O livro foca, boa parte, a relação entre a nova imprensa, que queria se diferenciar dos jornais tradicionais, e os modelos e métricas impostos por Facebook e Twitter. Mostra como esses novos sites trabalharam com a rede de Mark Zuckerberg, não contra contra ela. Ao fim, evidencia como lutam para sobreviver.

"Traffic" descreve uma cena blogger nova-iorquina anterior a essas plataformas, no momento em que investidores voltavam a ter interesse em tecnologia após a bolha da internet, crise que durou até meados dos anos 2000.
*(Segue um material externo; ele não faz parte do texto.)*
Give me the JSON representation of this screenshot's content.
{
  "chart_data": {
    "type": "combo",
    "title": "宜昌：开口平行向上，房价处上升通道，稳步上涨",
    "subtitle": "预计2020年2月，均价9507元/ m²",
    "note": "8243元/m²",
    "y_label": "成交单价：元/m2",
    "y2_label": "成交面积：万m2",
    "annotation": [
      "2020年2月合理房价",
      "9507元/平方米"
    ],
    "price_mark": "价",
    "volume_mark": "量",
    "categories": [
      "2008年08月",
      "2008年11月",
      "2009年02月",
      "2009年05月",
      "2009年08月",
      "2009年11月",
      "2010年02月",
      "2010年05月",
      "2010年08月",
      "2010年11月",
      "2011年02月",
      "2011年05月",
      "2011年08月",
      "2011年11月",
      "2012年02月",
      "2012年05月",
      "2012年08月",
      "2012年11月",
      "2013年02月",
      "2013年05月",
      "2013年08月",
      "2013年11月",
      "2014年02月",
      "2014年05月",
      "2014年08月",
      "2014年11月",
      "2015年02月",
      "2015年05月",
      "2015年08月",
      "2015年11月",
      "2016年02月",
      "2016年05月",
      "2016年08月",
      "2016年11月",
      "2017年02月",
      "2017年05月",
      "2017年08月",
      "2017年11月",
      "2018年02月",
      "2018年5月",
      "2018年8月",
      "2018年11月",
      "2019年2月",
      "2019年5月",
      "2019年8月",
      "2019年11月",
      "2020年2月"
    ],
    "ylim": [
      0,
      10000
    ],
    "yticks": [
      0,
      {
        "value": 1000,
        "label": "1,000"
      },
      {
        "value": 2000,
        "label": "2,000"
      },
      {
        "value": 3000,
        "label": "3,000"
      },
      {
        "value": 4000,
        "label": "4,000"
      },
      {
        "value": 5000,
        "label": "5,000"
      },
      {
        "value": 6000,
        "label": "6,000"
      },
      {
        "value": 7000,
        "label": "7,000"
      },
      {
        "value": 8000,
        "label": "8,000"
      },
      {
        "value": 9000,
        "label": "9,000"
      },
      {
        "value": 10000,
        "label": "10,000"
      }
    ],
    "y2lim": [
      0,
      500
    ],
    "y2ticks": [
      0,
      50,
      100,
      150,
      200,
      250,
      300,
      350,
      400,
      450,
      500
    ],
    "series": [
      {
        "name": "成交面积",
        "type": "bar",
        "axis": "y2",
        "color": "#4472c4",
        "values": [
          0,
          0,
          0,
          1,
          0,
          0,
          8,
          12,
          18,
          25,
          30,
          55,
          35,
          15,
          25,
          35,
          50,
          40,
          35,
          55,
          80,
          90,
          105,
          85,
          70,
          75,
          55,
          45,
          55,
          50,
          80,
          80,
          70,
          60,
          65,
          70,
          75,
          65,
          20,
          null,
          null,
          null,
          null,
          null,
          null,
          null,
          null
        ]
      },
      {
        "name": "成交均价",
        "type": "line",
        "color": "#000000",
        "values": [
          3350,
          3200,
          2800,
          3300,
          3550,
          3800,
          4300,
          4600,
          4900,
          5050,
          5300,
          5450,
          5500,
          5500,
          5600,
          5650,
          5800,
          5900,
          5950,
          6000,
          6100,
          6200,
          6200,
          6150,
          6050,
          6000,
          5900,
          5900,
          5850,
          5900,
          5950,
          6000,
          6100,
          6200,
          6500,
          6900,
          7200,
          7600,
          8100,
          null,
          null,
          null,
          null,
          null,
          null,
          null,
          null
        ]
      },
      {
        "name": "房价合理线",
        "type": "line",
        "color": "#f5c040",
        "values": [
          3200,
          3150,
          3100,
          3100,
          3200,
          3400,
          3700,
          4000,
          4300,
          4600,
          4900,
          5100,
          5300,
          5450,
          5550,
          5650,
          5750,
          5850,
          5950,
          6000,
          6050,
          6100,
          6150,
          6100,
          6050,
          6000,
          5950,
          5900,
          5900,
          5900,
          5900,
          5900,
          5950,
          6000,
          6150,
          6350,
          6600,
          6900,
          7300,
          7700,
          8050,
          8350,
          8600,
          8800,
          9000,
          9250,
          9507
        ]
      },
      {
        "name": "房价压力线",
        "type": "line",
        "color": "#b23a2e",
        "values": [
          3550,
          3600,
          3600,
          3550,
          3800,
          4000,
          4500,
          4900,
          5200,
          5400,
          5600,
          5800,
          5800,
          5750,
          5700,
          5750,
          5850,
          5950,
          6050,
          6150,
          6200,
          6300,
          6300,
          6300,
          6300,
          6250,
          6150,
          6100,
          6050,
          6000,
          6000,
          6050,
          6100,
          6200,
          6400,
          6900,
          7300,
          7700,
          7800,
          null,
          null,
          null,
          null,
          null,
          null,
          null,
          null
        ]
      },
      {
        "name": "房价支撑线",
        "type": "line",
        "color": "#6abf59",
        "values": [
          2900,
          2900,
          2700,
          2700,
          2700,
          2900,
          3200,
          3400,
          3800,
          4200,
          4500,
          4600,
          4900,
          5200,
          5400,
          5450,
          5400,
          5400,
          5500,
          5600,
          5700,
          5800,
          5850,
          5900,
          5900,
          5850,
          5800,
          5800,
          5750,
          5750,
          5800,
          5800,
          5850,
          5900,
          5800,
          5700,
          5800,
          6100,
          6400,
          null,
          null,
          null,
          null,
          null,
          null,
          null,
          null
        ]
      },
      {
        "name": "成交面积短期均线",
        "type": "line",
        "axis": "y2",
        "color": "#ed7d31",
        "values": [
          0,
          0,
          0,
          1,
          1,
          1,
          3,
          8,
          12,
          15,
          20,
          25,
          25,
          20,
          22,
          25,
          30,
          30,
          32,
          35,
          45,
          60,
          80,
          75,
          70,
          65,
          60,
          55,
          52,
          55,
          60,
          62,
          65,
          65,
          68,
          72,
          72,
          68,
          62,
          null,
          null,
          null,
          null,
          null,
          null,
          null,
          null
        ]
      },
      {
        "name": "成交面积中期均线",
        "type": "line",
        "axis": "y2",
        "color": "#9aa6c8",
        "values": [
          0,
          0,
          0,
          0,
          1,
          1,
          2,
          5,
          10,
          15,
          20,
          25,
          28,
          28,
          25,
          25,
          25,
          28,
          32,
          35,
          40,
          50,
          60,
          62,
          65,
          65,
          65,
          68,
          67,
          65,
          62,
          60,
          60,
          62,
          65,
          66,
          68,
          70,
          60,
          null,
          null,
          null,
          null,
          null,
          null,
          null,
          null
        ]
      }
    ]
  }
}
Tanto Nick Denton como Jonah Peretti captaram talentos da blogosfera, que viraram jornalistas e, por vezes, tinham seus furos recuperados pela grande imprensa.

Denton, calculista, recluso e investigador de status social, via a internet como um negócio; Peretti, inventivo e ativista ligado à esquerda, como "um lugar para experimentos sociais". A história de ambos se entrelaça pelas conexões sociais e geográficas, pois seus escritórios ficavam no mesmo bairro, e pela busca ensandecida por clique, quando o modelo de publicidade digital ainda não era tão óbvio.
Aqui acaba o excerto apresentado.